STORIA PROVINCIALE PROTAGONISTI
Un’intervista a due voci
di Romeo Fraioli e Fabio SimonelliSono molto lusingato di questa intervista che rilascio a mio nome e a nome di Fabio Simonelli che insieme a me coordina il Centro studi: dunque una sorta di intervista doppia.
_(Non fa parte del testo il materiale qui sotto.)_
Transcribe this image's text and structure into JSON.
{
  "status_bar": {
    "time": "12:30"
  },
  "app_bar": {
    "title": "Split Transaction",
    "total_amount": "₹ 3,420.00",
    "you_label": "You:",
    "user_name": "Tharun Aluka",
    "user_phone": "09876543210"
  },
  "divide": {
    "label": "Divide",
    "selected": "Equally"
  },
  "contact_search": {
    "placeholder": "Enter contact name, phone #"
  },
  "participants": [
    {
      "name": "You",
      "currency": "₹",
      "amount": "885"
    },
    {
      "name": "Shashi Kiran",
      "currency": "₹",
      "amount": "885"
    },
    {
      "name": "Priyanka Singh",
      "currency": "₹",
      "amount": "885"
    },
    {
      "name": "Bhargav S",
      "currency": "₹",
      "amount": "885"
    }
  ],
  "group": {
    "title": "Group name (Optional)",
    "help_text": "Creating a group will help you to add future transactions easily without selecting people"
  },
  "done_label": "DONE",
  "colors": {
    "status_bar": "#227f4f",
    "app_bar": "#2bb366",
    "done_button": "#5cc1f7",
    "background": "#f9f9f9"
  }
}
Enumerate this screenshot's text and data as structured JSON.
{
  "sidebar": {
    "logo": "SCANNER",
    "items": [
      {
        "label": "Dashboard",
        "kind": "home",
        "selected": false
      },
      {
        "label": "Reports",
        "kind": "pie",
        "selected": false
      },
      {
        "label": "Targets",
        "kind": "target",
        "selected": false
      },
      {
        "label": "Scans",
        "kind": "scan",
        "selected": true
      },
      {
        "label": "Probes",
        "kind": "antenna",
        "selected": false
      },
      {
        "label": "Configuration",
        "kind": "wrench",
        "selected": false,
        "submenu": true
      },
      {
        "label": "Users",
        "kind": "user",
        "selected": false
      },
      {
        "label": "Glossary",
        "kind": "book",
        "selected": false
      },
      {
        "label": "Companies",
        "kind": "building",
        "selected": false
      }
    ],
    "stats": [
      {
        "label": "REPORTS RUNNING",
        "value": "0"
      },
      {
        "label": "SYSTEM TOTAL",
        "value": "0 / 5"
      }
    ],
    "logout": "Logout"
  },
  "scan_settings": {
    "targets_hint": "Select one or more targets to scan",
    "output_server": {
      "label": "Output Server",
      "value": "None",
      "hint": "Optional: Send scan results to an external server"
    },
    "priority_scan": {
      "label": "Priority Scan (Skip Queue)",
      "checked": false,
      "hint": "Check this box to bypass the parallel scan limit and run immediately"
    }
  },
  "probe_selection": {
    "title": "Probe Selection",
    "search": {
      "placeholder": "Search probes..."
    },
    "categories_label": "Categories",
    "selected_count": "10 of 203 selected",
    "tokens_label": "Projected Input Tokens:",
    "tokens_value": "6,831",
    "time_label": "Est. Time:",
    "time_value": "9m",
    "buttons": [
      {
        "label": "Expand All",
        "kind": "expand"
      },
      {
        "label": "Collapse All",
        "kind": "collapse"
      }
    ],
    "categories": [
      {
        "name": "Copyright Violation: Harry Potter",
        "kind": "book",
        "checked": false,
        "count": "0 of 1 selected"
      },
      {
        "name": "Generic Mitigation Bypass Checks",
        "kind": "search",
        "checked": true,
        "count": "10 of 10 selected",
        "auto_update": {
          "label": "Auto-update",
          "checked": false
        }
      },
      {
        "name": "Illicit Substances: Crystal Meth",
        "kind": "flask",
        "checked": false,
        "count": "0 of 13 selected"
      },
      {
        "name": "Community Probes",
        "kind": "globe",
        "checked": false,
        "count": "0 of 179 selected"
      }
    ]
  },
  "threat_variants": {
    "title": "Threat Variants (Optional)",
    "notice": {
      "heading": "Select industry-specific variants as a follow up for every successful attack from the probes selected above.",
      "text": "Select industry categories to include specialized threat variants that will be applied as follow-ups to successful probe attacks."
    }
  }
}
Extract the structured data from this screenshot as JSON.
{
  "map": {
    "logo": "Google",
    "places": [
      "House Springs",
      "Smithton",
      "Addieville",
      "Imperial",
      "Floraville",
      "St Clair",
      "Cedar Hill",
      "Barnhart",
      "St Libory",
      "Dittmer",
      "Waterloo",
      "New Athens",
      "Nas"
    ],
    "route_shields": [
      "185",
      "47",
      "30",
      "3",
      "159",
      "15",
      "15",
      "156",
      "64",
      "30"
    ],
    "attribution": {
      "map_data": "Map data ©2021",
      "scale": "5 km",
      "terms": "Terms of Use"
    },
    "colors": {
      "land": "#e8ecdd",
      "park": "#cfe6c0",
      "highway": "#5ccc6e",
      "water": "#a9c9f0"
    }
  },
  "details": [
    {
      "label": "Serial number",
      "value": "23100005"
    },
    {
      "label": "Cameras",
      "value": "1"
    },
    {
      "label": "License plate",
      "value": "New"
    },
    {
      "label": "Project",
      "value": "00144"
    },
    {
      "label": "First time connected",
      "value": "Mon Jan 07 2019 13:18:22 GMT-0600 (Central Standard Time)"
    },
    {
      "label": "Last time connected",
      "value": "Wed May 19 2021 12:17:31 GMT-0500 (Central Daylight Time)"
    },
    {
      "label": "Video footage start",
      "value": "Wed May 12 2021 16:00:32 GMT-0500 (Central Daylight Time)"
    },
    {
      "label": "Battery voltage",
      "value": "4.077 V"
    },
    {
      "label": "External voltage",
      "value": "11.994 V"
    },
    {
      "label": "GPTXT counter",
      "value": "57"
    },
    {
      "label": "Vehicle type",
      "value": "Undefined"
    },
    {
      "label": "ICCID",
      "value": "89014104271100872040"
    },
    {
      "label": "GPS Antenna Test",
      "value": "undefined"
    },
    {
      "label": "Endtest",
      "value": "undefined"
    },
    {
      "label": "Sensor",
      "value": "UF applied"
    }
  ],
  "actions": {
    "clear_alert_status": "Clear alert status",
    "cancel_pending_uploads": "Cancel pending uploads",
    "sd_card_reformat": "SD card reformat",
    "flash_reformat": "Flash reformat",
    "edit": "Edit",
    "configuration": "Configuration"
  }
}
Ma chi era Bernardo Nardone? Nato ad Arce il 10 febbraio 1867 dallo «stalliere» Gaetano che, volendo per il figlio un futuro migliore, lo fece raccomandare dall’onorevole Federico Grossi, deputato al Parlamento nazionale del Regno d’Italia, al preside del Liceo-ginnasio «Tulliano» di Arpino; da qui la vicenda in crescendo fino alla laurea in Giurisprudenza all’Università di Napoli e poi la frequentazione di quegli ambienti che saranno fondamentali per la sua futura formazione politica. Un’esperienza, quella maturata a Napoli, che gli premetterà di organizzare tra la fine dell’Ottocento e gli inizi del Novecento i primi nuclei di quel sindacato che tanta parte avrà nella storia del movimento operaio in Terra di Lavoro. Il ciclo eroico e tormentato di Nardone si concluse in una fredda sera del gennaio 1941, quando ormai logorato dalle forze e stanco non riusciva nemmeno più a scrivere e a parlare: Rosina, sua seconda moglie nativa di Colfelice, venderà poco dopo la sua casa di Arce e i figli Gaetano e Nino non faranno più ritorno nel luogo tanto amato dal padre.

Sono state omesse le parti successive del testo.